It’s been an emotional three-day baseball season so far. Spring always gets me–there is something about the newness of things that can catalyze morbid self-reflection if I let it. So I do my best to remember that things happen one day at a time and not in seasons. Every morning’s a new chance. But it’s tough sometimes.
The other day I drove by our old house. That’s actually where the original Woodshed was. It was a literal shed of sorts; this little blue loft with just enough space for a squat rack. I started training people there, one at a time. We’d do pullups off the loft, about nine million workouts based around a single 45-lb dumbbell, and eventually the CrossFit workout “Grace,” over and over again. I got to know people in that little shed, and I got to know myself better.
However, when we sold that house we sold it to a contractor. And in the course of updating and renovating, he took the shed down. I wasn’t prepared to see that, and I wasn’t prepared for how that would make me feel.
“Everything dies, baby, that’s a fact”–Springsteen
It’s a weird thing; the stuff we do now isn’t about the building, but the building was the stuff I did for a while. I had to work around it, in it, through it. It was the building block, and now it’s gone.
Then again, yesterday my son came home and told me he wanted to run laps around our yard. This level of industry is somewhat anomalous, so I asked him why. “I want to be like you and mommy,” he said.
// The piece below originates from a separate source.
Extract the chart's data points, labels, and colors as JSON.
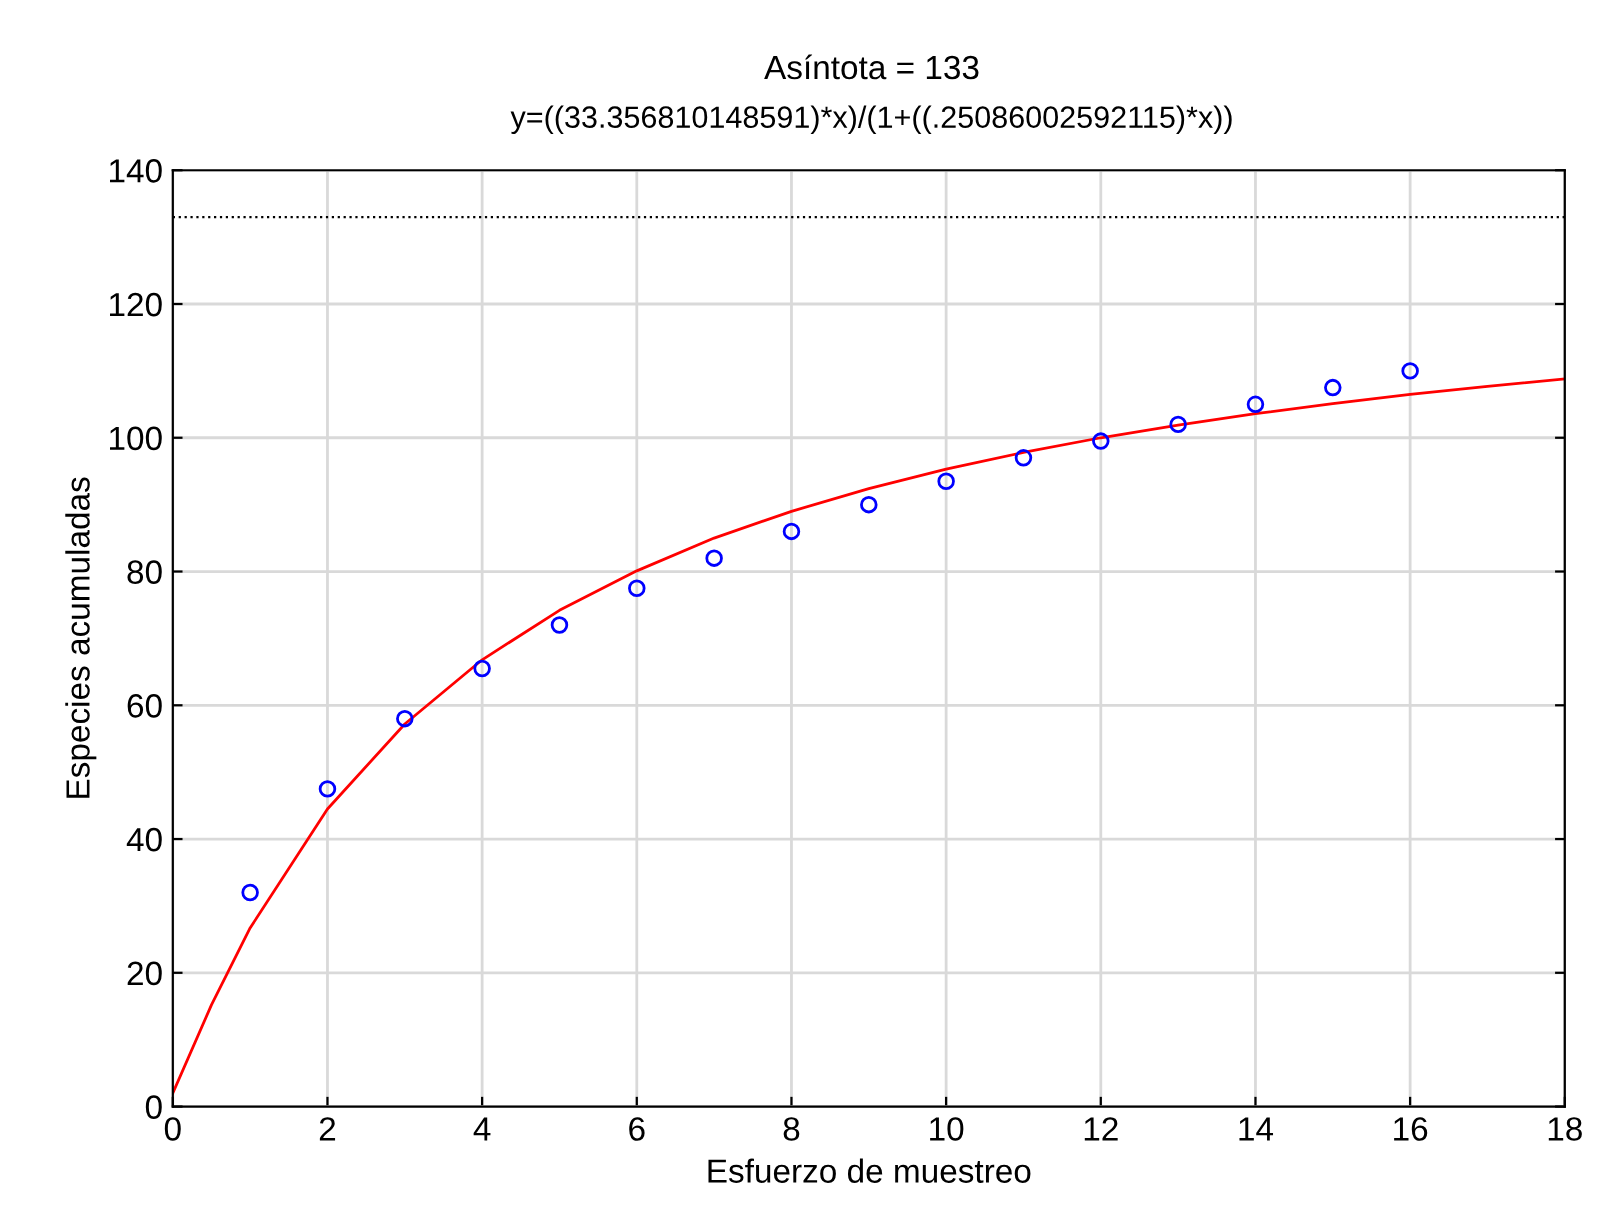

I wasn’t prepared for how that would make me feel. I watched him run around our yard, next to our new shed.
This afternoon I sat in my garage training one of my clients. He’s an awesome kid, and he looked at me while I was sitting on the bench in front of our banner and next to the punching bag and said “that’s such a great picture!” Then he asked me if he could take a picture like that with my phone. He gave me a new catchphrase too–“always the hammer, never the nail.” After he and his mom left I sat and thought for a while, and I thought I ought to write something like this, in the cool of an April afternoon.